Passing array to function

[urbanspaceman]

Hi, i'm stuck with a (maybe) simple problem

i have a sketch like this (simplified version)

void myfunction(int lenght, uint16_t x, uint16_t y, uint16_t s, char t_name, uint16_t color, int myarray[]) {

  for (int i = 0; i < 16; i++) {
             if(myarray[i] == 1){
              //do something
             }else{
                if (lenght < i + 1) {
                  //do another thing
                } else {
                  //or another
                }
              }
  }
}

  void setup() {
    // put your setup code here, to run once:


  }

  void loop() {
    // put your main code here, to run repeatedly:
    int my_array = {1, 0, 0, 0, 1, 0, 0, 0, 1, 0, 0, 0, 1, 0, 0, 0};


   Myfunction(14, 30, 60, 18, 'A', ILI9341_ORANGE, my_array);


  }

i have a problem passing the array to the function

 

[el_supremo]

    int my_array = {1, 0, 0, 0, 1, 0, 0, 0, 1, 0, 0, 0, 1, 0, 0, 0};

That is not an array. This is:

    int my_array[16] = {1, 0, 0, 0, 1, 0, 0, 0, 1, 0, 0, 0, 1, 0, 0, 0};

It also helps to spell the name of the function the same way.

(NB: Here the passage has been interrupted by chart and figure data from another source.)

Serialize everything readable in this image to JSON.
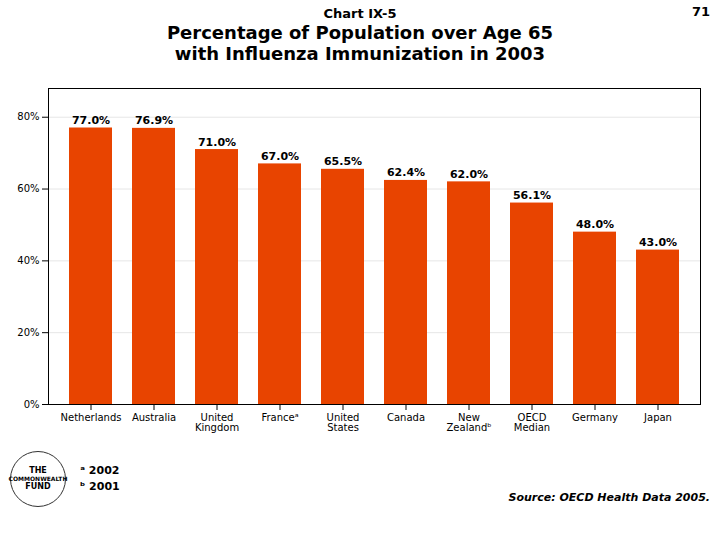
{
  "chart_data": {
    "type": "bar",
    "title": "Chart IX-5",
    "subtitle": "Percentage of Population over Age 65\nwith Influenza Immunization in 2003",
    "categories": [
      "Netherlands",
      "Australia",
      "United\nKingdom",
      "Franceᵃ",
      "United\nStates",
      "Canada",
      "New\nZealandᵇ",
      "OECD\nMedian",
      "Germany",
      "Japan"
    ],
    "values": [
      77.0,
      76.9,
      71.0,
      67.0,
      65.5,
      62.4,
      62.0,
      56.1,
      48.0,
      43.0
    ],
    "value_labels": [
      "77.0%",
      "76.9%",
      "71.0%",
      "67.0%",
      "65.5%",
      "62.4%",
      "62.0%",
      "56.1%",
      "48.0%",
      "43.0%"
    ],
    "data_labels": true,
    "color": "#E84400",
    "ylim": [
      0,
      88
    ],
    "yticks": [
      {
        "value": 0,
        "label": "0%"
      },
      {
        "value": 20,
        "label": "20%"
      },
      {
        "value": 40,
        "label": "40%"
      },
      {
        "value": 60,
        "label": "60%"
      },
      {
        "value": 80,
        "label": "80%"
      }
    ],
    "grid": true,
    "annotations": [
      "71",
      "ᵃ 2002",
      "ᵇ 2001",
      "Source: OECD Health Data 2005.",
      "THE",
      "COMMONWEALTH",
      "FUND"
    ]
  }
}
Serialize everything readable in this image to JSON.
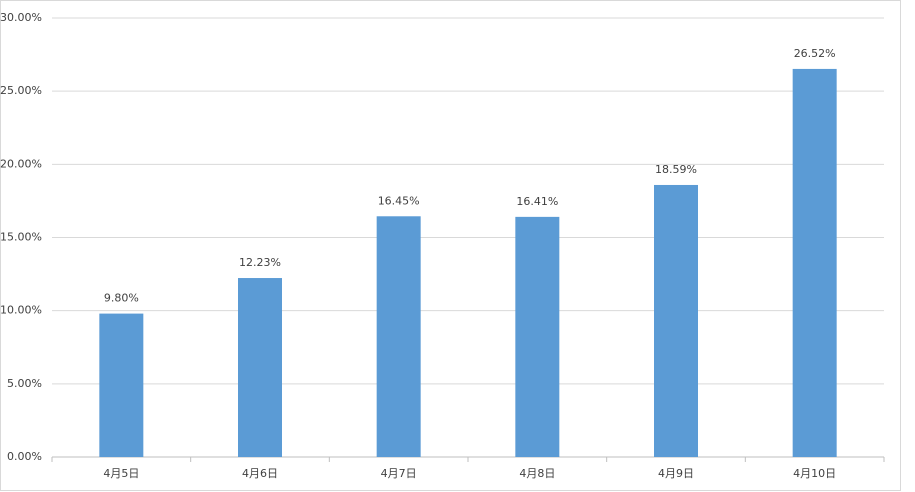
{
  "chart_data": {
    "type": "bar",
    "categories": [
      "4月5日",
      "4月6日",
      "4月7日",
      "4月8日",
      "4月9日",
      "4月10日"
    ],
    "values": [
      9.8,
      12.23,
      16.45,
      16.41,
      18.59,
      26.52
    ],
    "value_labels": [
      "9.80%",
      "12.23%",
      "16.45%",
      "16.41%",
      "18.59%",
      "26.52%"
    ],
    "color": "#5b9bd5",
    "ylim": [
      0,
      30
    ],
    "yticks": [
      {
        "value": 0,
        "label": "0.00%"
      },
      {
        "value": 5,
        "label": "5.00%"
      },
      {
        "value": 10,
        "label": "10.00%"
      },
      {
        "value": 15,
        "label": "15.00%"
      },
      {
        "value": 20,
        "label": "20.00%"
      },
      {
        "value": 25,
        "label": "25.00%"
      },
      {
        "value": 30,
        "label": "30.00%"
      }
    ],
    "grid": true
  }
}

Myfunction and myfunction aren't the same.

Pete

 

[urbanspaceman]

Thank you El_supremo!
Now works!

 

[WMXZ]

If you don't know (or are too lacy to count) you could do

int array[]  = {1, 0, 0, 0, 1, 0, 0, 0, 1, 0, 0, 0, 1, 0, 0, 0};

and then determine the size by

int n = sizeof(array)/sizeof(array[0]);

As you typically pass your array by pointer, you should pass also the length of the array

myFunction(array,n);

Edit: as it seems that sizeof of an operator and not a function

int n = sizeof array /sizeof array[0] ;

is sufficient (or more appropriate?)

 

[urbanspaceman]

works perfectly, thanks WMXZ